FDR-AX100には5.1チャンネルサラウンドマイクが埋め込まれていて、もっと高い価格帯のプロ仕様カメラにしかないようなマニュアル設定も可能だ。例えば、風の音を削ったり、マイクが音を拾う方向を指定したり、カメラマンの声が録音されないようにすることさえも可能になっている。
補足:5.1チャンネルの録音はAVCHDでないとできない。XAVC-Sモードはステレオ録音になる。

もうひとつFDR-AX100の面白い機能として、wi-fiが埋め込まれていて動画をすぐにモバイルデバイスに送ってシェアすることができたり、モバイルデバイスをカメラのリモコンとして使うこともできるというものがある。動画をモバイルに転送するには、デュアルレコーディング機能を使ってフルサイズの動画と同時に別途ビットレートが低いmp4版も記録する設定にしておかなければならない。ソニーのPlayMemories MobileアプリはAndroidのiOSで無料ダウンロードできる。

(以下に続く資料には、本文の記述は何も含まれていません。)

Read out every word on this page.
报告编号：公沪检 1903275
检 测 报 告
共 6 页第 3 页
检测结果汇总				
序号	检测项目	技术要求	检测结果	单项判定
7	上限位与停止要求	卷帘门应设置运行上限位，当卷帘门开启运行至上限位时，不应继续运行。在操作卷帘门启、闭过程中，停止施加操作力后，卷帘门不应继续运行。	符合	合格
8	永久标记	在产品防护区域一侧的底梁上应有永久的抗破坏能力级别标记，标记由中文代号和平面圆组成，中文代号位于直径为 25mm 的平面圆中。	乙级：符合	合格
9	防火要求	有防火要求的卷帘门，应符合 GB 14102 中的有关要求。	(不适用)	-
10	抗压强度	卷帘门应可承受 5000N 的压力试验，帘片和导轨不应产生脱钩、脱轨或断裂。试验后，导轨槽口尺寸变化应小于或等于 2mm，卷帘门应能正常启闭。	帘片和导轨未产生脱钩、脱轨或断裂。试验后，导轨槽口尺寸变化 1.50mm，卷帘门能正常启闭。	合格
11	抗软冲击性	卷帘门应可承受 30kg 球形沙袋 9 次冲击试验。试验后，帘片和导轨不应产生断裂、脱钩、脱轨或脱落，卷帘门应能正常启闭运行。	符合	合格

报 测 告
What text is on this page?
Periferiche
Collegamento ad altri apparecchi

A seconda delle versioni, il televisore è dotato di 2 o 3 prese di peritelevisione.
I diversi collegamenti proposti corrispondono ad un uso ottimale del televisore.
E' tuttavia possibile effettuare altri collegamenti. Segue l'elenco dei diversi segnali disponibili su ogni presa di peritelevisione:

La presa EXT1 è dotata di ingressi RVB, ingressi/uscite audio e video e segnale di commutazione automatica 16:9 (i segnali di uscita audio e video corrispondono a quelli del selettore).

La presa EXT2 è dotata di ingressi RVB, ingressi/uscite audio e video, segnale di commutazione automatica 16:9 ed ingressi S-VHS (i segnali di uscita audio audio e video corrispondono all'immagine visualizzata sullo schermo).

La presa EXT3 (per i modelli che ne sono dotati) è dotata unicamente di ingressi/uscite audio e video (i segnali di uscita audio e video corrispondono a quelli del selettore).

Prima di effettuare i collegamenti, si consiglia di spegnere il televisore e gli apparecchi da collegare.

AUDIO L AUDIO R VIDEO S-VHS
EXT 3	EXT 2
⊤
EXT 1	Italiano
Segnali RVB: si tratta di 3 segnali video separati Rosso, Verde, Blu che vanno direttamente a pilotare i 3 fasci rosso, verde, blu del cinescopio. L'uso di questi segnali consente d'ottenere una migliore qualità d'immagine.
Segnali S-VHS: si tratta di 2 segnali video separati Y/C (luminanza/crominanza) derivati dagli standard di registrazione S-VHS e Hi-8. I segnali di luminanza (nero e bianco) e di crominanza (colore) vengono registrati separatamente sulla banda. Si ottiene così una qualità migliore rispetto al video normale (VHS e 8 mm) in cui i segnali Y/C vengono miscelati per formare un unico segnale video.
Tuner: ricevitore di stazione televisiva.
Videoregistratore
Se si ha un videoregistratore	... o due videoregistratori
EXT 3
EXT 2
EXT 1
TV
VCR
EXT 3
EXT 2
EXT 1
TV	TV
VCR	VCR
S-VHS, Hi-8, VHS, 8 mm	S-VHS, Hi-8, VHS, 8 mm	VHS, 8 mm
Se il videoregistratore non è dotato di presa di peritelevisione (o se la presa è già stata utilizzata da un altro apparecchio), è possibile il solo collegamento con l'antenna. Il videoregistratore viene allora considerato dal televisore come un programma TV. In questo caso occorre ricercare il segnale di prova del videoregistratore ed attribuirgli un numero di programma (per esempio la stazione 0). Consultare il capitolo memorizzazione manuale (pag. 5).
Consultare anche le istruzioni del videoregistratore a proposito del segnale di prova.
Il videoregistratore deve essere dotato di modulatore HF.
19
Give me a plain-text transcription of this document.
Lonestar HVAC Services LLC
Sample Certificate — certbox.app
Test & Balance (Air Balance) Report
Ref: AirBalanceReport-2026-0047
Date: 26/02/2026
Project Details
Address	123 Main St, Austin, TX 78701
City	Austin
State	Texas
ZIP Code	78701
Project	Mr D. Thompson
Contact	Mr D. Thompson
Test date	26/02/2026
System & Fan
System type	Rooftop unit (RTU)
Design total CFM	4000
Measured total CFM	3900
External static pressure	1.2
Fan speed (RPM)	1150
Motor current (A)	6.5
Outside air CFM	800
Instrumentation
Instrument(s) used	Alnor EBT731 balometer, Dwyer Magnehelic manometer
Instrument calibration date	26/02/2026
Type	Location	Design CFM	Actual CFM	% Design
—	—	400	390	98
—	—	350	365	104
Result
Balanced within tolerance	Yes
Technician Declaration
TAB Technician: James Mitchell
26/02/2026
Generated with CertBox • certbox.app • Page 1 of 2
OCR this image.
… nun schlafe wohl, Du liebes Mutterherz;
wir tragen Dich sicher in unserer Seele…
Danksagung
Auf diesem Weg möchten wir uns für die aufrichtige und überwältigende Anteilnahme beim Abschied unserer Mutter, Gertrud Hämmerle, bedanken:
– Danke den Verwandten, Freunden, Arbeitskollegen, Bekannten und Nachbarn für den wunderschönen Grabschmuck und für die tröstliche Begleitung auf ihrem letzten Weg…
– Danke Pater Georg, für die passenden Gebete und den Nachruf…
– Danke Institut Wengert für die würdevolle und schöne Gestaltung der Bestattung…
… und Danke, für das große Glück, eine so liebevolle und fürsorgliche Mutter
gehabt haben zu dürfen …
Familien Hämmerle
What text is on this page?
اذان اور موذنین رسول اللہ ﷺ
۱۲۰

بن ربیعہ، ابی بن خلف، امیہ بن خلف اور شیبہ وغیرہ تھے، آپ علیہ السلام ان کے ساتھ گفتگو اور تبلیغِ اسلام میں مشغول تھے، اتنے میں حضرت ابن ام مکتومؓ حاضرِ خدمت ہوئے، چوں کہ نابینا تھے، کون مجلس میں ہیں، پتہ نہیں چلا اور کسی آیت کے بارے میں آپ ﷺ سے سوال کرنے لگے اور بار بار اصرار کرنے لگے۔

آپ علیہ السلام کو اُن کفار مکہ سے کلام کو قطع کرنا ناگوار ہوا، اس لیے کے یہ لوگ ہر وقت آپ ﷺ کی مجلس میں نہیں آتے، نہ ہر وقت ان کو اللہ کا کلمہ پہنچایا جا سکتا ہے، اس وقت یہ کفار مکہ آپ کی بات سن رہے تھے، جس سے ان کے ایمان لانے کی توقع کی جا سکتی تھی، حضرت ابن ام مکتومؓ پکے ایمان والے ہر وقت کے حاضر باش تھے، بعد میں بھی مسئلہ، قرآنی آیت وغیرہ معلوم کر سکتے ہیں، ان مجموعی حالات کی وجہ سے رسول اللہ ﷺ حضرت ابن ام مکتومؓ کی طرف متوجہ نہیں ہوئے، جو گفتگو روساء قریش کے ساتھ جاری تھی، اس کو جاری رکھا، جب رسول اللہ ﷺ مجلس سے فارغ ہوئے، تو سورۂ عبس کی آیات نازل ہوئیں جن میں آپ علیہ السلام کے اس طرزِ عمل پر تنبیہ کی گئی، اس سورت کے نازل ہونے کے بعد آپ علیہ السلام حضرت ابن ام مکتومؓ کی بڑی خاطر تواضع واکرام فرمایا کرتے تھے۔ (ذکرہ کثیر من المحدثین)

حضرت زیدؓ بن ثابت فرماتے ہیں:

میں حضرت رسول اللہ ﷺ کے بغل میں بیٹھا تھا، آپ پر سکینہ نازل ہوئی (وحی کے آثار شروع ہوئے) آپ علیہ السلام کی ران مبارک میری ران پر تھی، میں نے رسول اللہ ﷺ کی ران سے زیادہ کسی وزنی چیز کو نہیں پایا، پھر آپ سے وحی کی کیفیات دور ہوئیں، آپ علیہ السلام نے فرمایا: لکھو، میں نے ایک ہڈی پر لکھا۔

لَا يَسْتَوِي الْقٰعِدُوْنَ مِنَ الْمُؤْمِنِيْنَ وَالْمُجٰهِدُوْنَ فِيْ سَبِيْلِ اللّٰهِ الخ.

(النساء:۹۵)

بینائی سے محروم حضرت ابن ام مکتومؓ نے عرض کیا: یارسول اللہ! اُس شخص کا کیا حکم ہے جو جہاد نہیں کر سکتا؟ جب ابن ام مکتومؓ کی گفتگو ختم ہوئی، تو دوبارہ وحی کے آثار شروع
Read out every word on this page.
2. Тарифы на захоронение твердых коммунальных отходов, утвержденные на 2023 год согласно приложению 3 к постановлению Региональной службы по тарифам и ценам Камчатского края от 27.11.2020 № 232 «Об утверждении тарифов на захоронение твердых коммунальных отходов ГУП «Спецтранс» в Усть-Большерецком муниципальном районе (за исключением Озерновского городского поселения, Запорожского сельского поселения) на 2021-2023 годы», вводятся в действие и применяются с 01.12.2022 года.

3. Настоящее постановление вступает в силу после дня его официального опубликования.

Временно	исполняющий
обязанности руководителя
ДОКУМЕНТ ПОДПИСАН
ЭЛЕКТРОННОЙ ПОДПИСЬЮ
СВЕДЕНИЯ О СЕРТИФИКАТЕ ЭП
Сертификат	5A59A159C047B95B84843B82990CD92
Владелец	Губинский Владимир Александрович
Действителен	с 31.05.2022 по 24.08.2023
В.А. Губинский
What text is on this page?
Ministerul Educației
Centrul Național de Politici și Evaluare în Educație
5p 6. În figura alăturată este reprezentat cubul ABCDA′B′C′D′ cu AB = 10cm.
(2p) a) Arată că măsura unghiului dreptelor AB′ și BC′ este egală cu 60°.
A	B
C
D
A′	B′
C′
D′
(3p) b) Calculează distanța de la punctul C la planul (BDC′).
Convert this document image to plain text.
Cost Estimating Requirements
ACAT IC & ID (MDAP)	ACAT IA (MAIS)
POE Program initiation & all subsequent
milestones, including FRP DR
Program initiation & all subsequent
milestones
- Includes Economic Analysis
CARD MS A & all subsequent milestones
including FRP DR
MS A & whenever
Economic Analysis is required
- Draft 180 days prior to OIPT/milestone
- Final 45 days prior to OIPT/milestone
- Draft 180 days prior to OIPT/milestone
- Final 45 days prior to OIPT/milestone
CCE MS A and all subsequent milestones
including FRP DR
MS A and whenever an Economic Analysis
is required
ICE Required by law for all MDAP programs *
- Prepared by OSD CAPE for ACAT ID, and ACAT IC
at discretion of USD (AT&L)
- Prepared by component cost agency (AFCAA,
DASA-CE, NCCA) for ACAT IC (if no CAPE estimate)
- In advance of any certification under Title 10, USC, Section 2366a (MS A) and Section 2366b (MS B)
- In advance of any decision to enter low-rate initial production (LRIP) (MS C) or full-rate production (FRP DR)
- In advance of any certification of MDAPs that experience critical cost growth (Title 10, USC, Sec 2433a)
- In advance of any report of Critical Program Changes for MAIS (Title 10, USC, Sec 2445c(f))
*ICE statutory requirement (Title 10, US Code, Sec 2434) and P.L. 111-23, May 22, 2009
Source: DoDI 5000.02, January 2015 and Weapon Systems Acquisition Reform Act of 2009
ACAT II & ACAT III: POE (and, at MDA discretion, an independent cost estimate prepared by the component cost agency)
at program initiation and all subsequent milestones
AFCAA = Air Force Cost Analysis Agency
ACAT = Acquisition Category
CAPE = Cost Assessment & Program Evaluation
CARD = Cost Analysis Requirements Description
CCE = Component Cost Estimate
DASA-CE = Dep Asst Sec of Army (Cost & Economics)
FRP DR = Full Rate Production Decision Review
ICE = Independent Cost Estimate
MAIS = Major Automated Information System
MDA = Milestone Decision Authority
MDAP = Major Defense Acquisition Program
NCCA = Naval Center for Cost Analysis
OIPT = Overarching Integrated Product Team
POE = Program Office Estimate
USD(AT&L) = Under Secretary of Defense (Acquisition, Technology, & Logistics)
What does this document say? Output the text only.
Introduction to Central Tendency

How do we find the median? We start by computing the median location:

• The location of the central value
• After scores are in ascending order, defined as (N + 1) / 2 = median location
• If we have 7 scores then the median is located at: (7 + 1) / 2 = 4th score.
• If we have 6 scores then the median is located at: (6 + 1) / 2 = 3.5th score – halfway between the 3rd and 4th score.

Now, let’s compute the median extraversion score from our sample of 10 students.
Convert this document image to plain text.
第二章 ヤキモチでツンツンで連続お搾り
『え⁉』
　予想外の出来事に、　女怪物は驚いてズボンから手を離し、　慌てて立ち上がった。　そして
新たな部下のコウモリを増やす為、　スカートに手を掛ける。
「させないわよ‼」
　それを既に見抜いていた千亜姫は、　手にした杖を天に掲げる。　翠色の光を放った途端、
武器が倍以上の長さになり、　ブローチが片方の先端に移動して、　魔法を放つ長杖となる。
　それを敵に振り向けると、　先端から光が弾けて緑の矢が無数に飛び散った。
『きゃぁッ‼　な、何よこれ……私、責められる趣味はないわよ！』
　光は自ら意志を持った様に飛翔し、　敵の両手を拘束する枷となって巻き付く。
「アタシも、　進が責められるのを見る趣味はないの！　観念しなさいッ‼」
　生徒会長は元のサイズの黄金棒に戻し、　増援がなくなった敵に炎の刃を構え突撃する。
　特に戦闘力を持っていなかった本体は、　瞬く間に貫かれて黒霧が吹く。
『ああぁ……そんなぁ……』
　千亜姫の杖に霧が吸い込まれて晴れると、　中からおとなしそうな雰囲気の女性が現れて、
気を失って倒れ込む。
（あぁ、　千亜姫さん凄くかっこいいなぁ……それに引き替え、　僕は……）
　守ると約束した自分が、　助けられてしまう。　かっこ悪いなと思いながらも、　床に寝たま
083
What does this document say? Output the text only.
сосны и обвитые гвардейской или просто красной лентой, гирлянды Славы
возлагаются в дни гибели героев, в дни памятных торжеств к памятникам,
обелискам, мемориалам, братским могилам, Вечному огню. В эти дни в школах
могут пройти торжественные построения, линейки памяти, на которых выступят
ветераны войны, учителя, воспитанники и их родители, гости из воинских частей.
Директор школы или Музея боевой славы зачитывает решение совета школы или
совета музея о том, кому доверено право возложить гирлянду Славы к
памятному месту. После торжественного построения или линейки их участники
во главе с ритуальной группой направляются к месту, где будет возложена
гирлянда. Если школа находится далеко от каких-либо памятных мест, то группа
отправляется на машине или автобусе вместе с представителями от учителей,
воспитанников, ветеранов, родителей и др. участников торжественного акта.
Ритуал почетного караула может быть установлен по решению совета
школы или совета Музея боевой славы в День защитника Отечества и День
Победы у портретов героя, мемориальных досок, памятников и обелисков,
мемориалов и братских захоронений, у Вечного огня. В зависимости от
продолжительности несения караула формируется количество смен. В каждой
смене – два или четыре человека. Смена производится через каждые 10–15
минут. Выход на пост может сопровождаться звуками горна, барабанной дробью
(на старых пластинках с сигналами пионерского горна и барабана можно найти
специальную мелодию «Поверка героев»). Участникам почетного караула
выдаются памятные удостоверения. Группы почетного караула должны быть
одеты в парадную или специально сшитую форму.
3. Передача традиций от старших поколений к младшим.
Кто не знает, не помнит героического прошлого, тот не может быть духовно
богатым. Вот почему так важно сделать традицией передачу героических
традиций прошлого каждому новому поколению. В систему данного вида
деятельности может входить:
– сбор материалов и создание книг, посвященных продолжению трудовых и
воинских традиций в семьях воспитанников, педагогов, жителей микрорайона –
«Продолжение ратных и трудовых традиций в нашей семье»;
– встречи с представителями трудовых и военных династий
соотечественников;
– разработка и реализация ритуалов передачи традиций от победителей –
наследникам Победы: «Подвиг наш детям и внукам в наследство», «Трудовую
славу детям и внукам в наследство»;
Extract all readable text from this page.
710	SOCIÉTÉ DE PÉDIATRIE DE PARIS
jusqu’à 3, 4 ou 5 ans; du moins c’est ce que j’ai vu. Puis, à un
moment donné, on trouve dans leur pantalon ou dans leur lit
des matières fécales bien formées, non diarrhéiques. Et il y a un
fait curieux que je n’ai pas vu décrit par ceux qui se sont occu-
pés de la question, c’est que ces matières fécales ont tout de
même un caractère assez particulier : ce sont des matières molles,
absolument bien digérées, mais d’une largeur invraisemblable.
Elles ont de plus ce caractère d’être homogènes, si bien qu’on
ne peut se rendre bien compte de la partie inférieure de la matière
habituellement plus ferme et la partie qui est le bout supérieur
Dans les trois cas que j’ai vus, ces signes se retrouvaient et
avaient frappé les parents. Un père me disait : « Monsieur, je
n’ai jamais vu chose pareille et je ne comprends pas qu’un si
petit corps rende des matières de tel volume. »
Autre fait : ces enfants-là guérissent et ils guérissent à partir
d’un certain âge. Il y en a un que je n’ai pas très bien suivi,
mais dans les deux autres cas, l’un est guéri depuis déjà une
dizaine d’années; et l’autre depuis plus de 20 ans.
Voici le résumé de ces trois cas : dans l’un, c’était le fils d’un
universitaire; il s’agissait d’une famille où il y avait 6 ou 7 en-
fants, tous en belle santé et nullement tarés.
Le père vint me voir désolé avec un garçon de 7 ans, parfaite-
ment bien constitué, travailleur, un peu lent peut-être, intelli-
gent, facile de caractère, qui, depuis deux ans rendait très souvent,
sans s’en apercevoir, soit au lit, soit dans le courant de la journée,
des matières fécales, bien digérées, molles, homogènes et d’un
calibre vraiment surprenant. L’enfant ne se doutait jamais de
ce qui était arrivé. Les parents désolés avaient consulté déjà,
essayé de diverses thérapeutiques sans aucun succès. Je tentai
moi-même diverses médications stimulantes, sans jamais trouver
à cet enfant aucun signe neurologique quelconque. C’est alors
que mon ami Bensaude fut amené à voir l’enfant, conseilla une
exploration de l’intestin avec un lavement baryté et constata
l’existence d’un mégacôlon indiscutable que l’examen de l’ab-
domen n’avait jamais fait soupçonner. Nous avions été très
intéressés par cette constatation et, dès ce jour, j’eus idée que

FDR-AX100は様々な観点から見ても完璧近いカメラだが、ほんの幾つか、減点したいところがある。
一つ目は、備え付きのホットシュー用のアダプターがないためフィールドモニターなどのパワードではない機材を付けるときに不便だというところ。二つ目は、メディアカードのスロットが一つしかないというところ。二つ目あればもっと長時間の撮影が可能になったりバックアップ用に同時に記録するということができない。そして最大の減点は、今回テストで解像度やフレームレートの設定を変更している際に何度かカメラ自体がフリーズしてしまったことだ。フリーズすると画面の上半分はぐちゃっとした状態になり、バッテリーを本体から一旦取り外さないと正常な状態には戻らなくなる。この様な問題は既にファームウェアのアップデートなどで解消されている可能性も十分あるが、一応書いておいた。

総評

SONY FDR-AX100は、一般消費者向けとプロ向けカメラの境目にあるカメラだが、両者にとって嬉しい存在だ。見た目と握り心地は一般消費者向けのカムコーダーと同じだが、スペックと動作はプロ仕様のものに近い。価格もお手頃で、小さく使い勝手も良い。センサーも大きく、素晴らしいレンズを装備していて、かなりのマニュアルコントロールができる。もし4Kの世界に飛び込みたいが、プロとして案件でも、消費者としてカジュアルにも使用できるカメラを探している人には是非FDR-AX100をお勧めしたい。